A Frank-Wolfe-based primal heuristic for quadratic mixed-integer optimization
Gioni Mexi, Deborah Hendrych, Sébastien Designolle, Mathieu Besançon, Sebastian Pokutta
TL;DR
The paper addresses nonconvex MIQCQPs by extending the Boscia Frank-Wolfe-based primal solver into a practical heuristic framework. It combines problem transformations, a power-penalty relaxation, and a rich set of primal heuristics—including rounding, gradient-driven search, and large neighborhood search leveraging FW-generated integer vertices—to rapidly find high-quality feasible solutions and occasionally derive dual insights. Key contributions include reformulating nonlinearities into the objective, handling complementarities and perspective constraints, and introducing ASENS, Undercover, and RINS variants alongside targeted QUBO heuristics, all aided by parallel restarts.
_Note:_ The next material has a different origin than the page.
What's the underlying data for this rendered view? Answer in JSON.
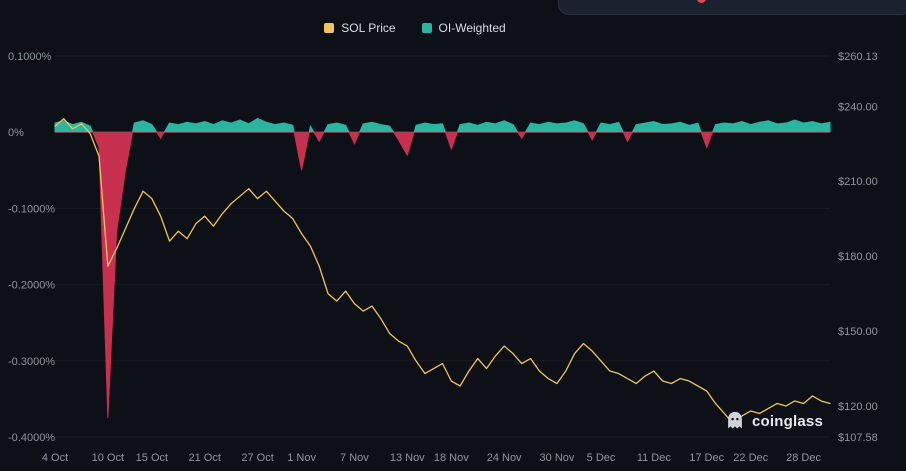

Empirical results on QPLIB show the method achieving first place in the Land-Doig MIP Competition 2025 and delivering eight new best-known solutions within five minutes, highlighting its practical impact for challenging MIQCQPs.
Abstract
We propose a primal heuristic for quadratic mixed-integer problems. Our method extends the Boscia framework -- originally a mixed-integer convex solver leveraging a Frank-Wolfe-based branch-and-bound approach -- to address nonconvex quadratic objective and constraints. We reformulate nonlinear constraints, introduce preprocessing steps, and a suite of heuristics including rounding strategies, gradient-guided selection, and large neighborhood search techniques that exploit integer-feasible vertices generated during the Frank-Wolfe iterations. Computational results demonstrate the effectiveness of our method in solving challenging MIQCQPs, achieving improvements on QPLIB instances within minutes and winning first place in the Land-Doig MIP Computational Competition 2025.